Chronik

Einsatzkräfte übten im neuen Zederhauser Tunnel

Feuerwehr, Rotes Kreuz und Polizei sind für den Fall gut gerüstet, dass es in der neuen Einhausung der Tauernautobahn im Lungau zu einem Unfall oder zu anderen Notfällen kommt.
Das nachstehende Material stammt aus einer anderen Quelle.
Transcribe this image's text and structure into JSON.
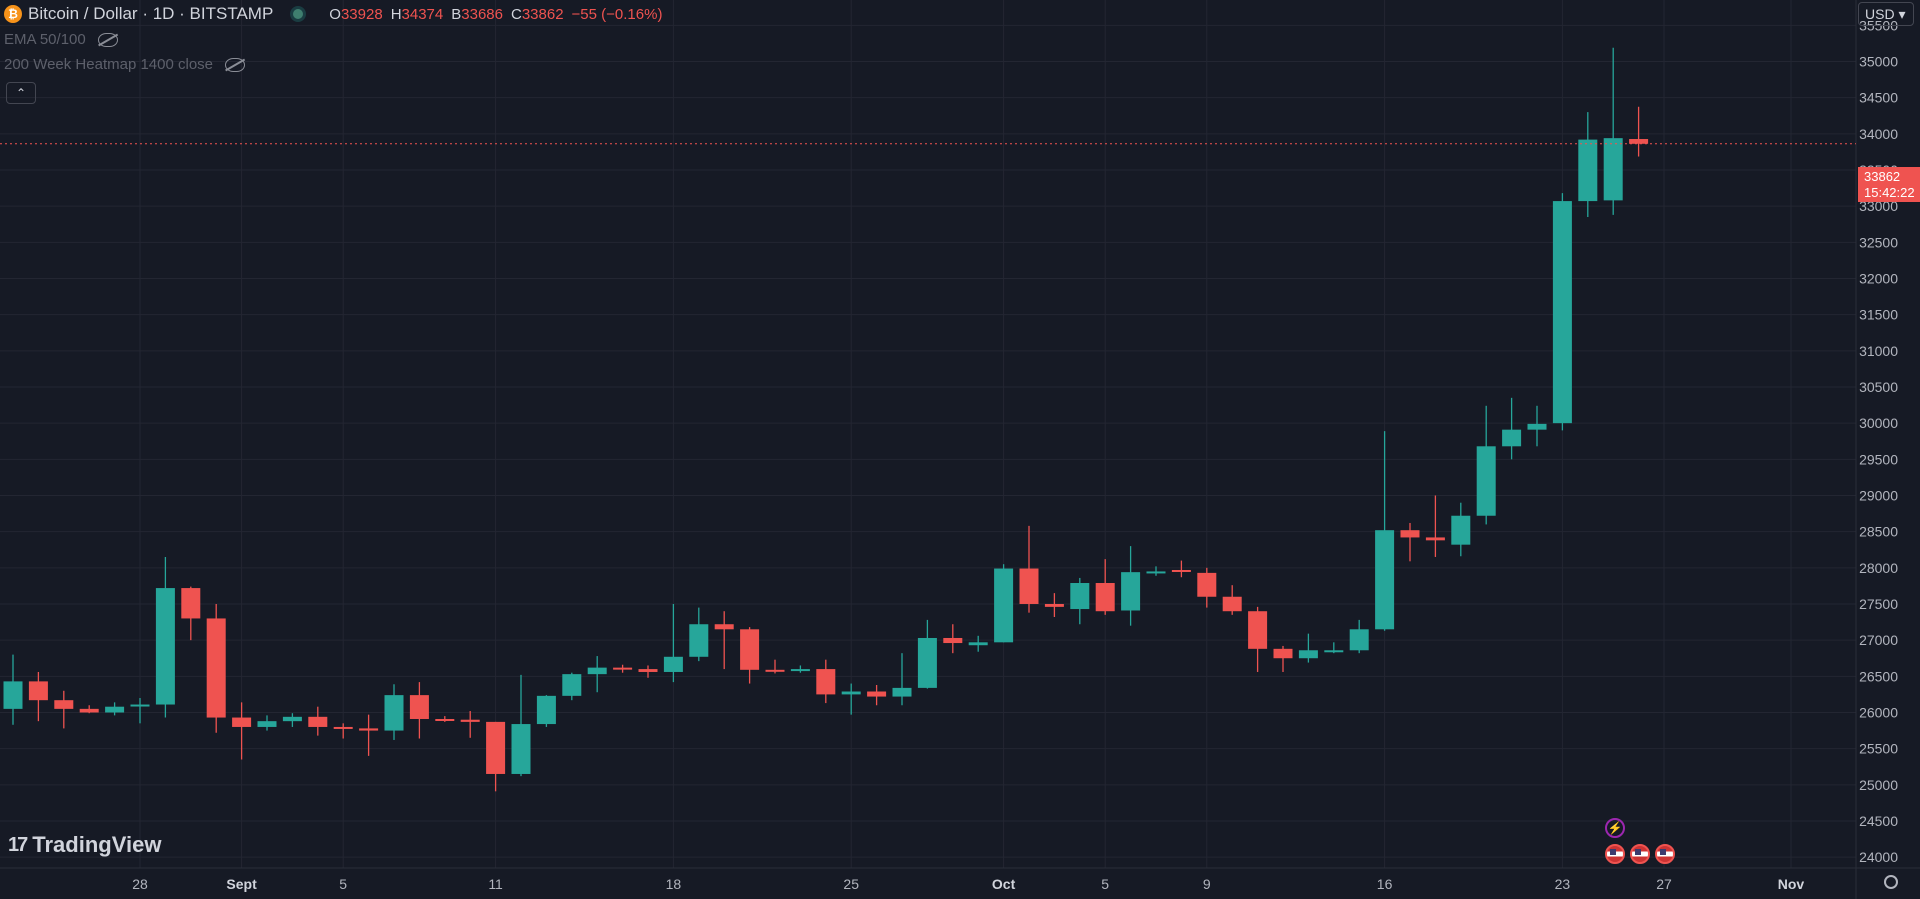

Am Montag, 20. März, ist es so weit: Die Autobahngesellschaft Asfinag wird nun auch die zweite Röhre des Lärmschutztunnels in Zederhaus im Lungau für den Verkehr öffnen. Sie führt Richtung Salzburg. Vorerst, zwei bis drei Tage, werden die Fahrzeuge allerdings nur einen der beiden Fahrstreifen zur Verfügung haben, weil noch wichtige Arbeiten vor allem an den Portalen erledigt werden müssen. "Diese Arbeiten sind vorher nicht möglich, weil die provisorische Fahrbahn Richtung Salzburg zu nahe ist", erklärt Projektleiter Josef Heiß von der Asfinag im SN-Gespräch. Vorläufig werde Tempo 80 gelten, im Normalbetrieb dann ein Hunderter.

Am Mittwochabend fand eine Übung der Einsatzkräfte (Feuerwehr, Rettung und Polizei) sowie mit weiteren Behördenvertretern statt. Genauer gesagt waren es "eine Anlagenbegehung, Schulung und eine Simulation von Rauchausbreitungen mit einer Nebelmaschine", erklärt Heiß. So lernen die Einsatzkräfte den eineinhalb Kilometer langen Tunnel und seine technische Ausstattung kennen. An die 120 Personen nahmen an der Übung teil. "Es hat alles bestens geklappt", ist der Projektleiter zufrieden.

Die erste Röhre der Einhausung (Richtung Villach) war bereits zu Weihnachten 2015 eröffnet worden. Die Gesamtkosten des Großbauprojekts betragen knapp 70 Millionen Euro. Abgeschlossen wird das Vorhaben im Juni. Die Einhausung wird noch eingeschüttet und begrünt. Die Gemeinde Zederhaus bekommt damit Ruhe und ein neues Naherholungsgebiet.